Timothy, The Waiting Horizon

Timothy

Written by Dennis Harvell, Photograph Timothy Harvell


Grief bends us toward memory,
but horizons remind us of what endures
.

The Loss

These past years still feel strange, never returning to the normal I once knew growing up. My brother is gone.

Grief takes up all the space you give it—the loss of a sibling is a unique, primal pain. It sits deep, reshaping family dynamics, and yet remains indescribable. The grief is wild; it strikes in countless ways.

Tim was private, often distant from the rest of us. At times, it felt as if he wasn’t there at all. The streets became his family, while we were just people he knew in passing.

People often say it’s time to move on, to close the chapter. But even after many years, so much remains unsaid. Speaking about grief is difficult. Death makes others uncomfortable; they often don’t know how to show empathy or what to say.

Of all the condolences I received, the one that stayed with me came from my boss: she said she was deeply sorry for my enormous loss. Her words validated my grief in a way that hundreds of “sorry for your loss” never could.

The Day

Timothy, The Waiting Horizon

I remember the day as if it were yesterday—a beautiful July summer, perfect weather: warm but not humid. I had just started a new job and was thrilled to finally be working at the company I had long hoped for.

Then the phone rang. My mother’s voice on the other end said, “Dennis, he finally did it.” I asked, “What are you talking about?” She replied, “He killed himself. Your brother, Tim. You need to come to the house.”

For a brief moment, I was in disbelief—stunned and shocked. My boss overheard part of the conversation and came out to check on me. She asked, “Den, are you OK? What’s wrong?” I sat there dazed, unable to process what I had just heard.

I left work, caught the train to the Bronx, and felt an intense pain in my chest, as if I were having a panic attack. When I arrived at the house, my siblings and mother sat in silence, the air heavy with shock.

My mother explained that Tim had been out with friends, running across rooftops. He missed a jump, struck a window ledge, and fell into the alley below. I listened in disbelief—it didn’t sound like Tim. I wondered if there had been foul play, if he had been pushed, or if he had slipped.

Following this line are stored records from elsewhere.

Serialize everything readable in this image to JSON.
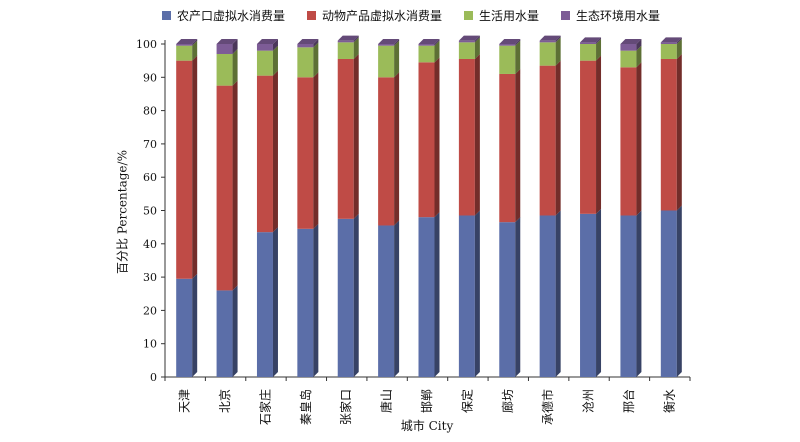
{
  "chart_data": {
    "type": "bar",
    "stacked": true,
    "style": "3d-stacked-column",
    "title": "",
    "xlabel": "城市 City",
    "ylabel": "百分比 Percentage/%",
    "ylim": [
      0,
      100
    ],
    "yticks": [
      0,
      10,
      20,
      30,
      40,
      50,
      60,
      70,
      80,
      90,
      100
    ],
    "grid": false,
    "legend_position": "top",
    "categories": [
      "天津",
      "北京",
      "石家庄",
      "秦皇岛",
      "张家口",
      "唐山",
      "邯郸",
      "保定",
      "廊坊",
      "承德市",
      "沧州",
      "邢台",
      "衡水"
    ],
    "series": [
      {
        "name": "农产口虚拟水消费量",
        "color": "#5b6ea8",
        "values": [
          29.5,
          26,
          43.5,
          44.5,
          47.5,
          45.5,
          48,
          48.5,
          46.5,
          48.5,
          49,
          48.5,
          50
        ]
      },
      {
        "name": "动物产品虚拟水消费量",
        "color": "#bf4b46",
        "values": [
          65.5,
          61.5,
          47,
          45.5,
          48,
          44.5,
          46.5,
          47,
          44.5,
          45,
          46,
          44.5,
          45.5
        ]
      },
      {
        "name": "生活用水量",
        "color": "#9bbb59",
        "values": [
          4.5,
          9.5,
          7.5,
          9,
          5,
          9.5,
          5,
          5,
          8.5,
          7,
          5,
          5,
          4.5
        ]
      },
      {
        "name": "生态环境用水量",
        "color": "#7d5c96",
        "values": [
          0.5,
          3,
          2,
          1,
          0.5,
          0.5,
          0.5,
          0.5,
          0.5,
          0.5,
          0.5,
          2,
          0.5
        ]
      }
    ]
  }
}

Later, I went with my mother and brother Rodney to the morgue to identify Tim’s body. That image still lives with me—Tim lying there as if asleep. My mother showed unimaginable strength, not shedding a tear. Rodney, however, broke down, and I had to turn away to keep from crying in front of them.

Carrying On

My mother carried on as if everything were normal, more concerned about us than herself. She worried about me being alone, though she never knew that each night I went home, I cried uncontrollably in private.

I arranged the funeral so my mother wouldn’t have to endure the pain of planning it. I picked out Tim’s suit, finalized the viewing details, and made sure everyone knew when to come.

On the day of the viewing, my mother, Rodney, and I walked together toward the funeral home. Suddenly, she collapsed to the ground, screaming, “My baby, my baby, he’s dead, my baby…” The sound is one I will never forget. We held her up, crying ourselves, but she refused to move, wanting to stay in that spot.

Memories

One of my fondest memories of Tim was a fishing trip with Rodney and me. We woke up early, packed our things, and realized we had no money. So we tried selling newspapers—New York Posts for twenty-five cents each—hoping to earn enough for City Island. But a police car pulled up, confiscated the papers, and put us in the back seat. We never made that trip, though they let us go since we were underage and harmless. It was just one of many adventures we shared.

I often wonder what life would be like if Tim were here today. My only regret is that we didn’t spend more time together growing up. Though distance grew between us later, the love never disappeared—it was simply shown differently.

Legacy

Sadly, Tim never saw his beautiful daughter grow into the smart, kind, and loving woman she is today, nor did he witness the birth of his grandson. Yet I know he is watching over them, guiding them, sending his love—until we meet again.

I am not very religious, but I consider myself spiritual. People often say I will see him again in heaven, that he is with God. I appreciate the sentiment, but it is not comforting—heaven feels so far away, and for the rest of us, the distance remains.

And yet, even in loss, Tim’s presence lingers. In our memories, in his daughter, in the bond we all carry forward—his love remains close.